Fixed deposits are often considered the best kind of investment, given the low-risk but guaranteed returns. Customers need to invest in FDs on a monthly, quarterly or annual basis.
With RBI keeping the repo rate unchanged at 4%, almost every bank is offering less interest rates on FDs.
Besides that, FD returns are totally taxable according to the income tax slab of the investor, which means that the actual rate of returns is further reduced. This also means that the accounting for inflation, post-tax FD returns may turn out to be negative. This has created confusion in the minds of senior citizen investors on how to depend on FDs for a regular income.
Tax-saving FDs basically come with a lock-in period of 5 years and offert deduction of tax on your investments under Section 80C of the Income Tax Act. A deduction of up to Rs 1.5 lakh can be claimed by senior citizen investors in tax saving fixed deposits.
It offers 0.5% interest rate to the FDs. However, do keep in mind that premature withdrawals are not allowed because of the lock-in period, according to BankBazaar.
FD account can be opened in single or joint mode of holding and notably, the first holder can get the tax deduction benefits when it comes to a tax saving FD opened in a ‘joint’ mode of holding.

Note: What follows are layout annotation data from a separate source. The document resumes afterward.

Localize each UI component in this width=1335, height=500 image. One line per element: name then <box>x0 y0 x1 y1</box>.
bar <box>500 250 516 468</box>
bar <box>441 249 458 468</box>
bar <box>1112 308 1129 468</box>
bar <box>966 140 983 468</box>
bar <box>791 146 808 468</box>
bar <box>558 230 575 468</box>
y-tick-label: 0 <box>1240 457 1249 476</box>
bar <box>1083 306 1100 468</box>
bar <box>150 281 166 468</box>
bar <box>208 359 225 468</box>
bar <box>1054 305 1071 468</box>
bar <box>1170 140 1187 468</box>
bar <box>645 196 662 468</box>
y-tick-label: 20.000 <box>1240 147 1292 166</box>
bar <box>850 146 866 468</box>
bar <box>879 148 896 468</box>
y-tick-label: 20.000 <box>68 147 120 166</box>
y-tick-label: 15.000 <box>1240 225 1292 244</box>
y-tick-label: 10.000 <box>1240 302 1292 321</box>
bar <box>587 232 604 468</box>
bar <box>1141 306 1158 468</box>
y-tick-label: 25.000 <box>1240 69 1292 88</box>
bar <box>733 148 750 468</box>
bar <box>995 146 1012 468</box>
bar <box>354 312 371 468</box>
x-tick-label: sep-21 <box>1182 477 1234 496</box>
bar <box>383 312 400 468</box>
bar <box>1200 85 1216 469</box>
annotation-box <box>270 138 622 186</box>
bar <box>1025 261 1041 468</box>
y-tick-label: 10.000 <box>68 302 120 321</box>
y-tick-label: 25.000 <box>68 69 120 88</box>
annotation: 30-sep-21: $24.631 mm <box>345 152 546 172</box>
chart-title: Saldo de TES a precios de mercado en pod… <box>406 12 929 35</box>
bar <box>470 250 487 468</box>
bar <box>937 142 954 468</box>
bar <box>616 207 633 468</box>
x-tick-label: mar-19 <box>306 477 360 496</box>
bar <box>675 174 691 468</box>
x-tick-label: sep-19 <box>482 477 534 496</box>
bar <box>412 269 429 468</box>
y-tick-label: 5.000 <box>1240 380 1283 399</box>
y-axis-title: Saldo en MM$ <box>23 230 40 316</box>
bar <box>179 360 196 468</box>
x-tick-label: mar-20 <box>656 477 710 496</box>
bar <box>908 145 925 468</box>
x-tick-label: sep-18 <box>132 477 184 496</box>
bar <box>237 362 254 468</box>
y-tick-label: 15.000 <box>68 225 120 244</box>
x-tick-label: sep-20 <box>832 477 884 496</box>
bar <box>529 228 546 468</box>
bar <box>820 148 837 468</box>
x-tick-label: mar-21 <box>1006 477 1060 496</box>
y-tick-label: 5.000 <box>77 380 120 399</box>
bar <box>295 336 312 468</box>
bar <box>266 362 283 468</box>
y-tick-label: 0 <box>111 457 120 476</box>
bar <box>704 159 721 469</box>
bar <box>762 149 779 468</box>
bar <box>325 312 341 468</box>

In general, FD returns attract TDS as per the investor’s slab rate. But there is one more way out. Senior citizens can further submit Form 15H (Form 15G for non-senior-citizen depositors) to the bank so that they don’t have to pay TDS.
Senior citizens can also get a tax deduction of Rs. 50,000 on the interest income from deposits under Section 80TTB of the I-T Act, depending on terms and conditions.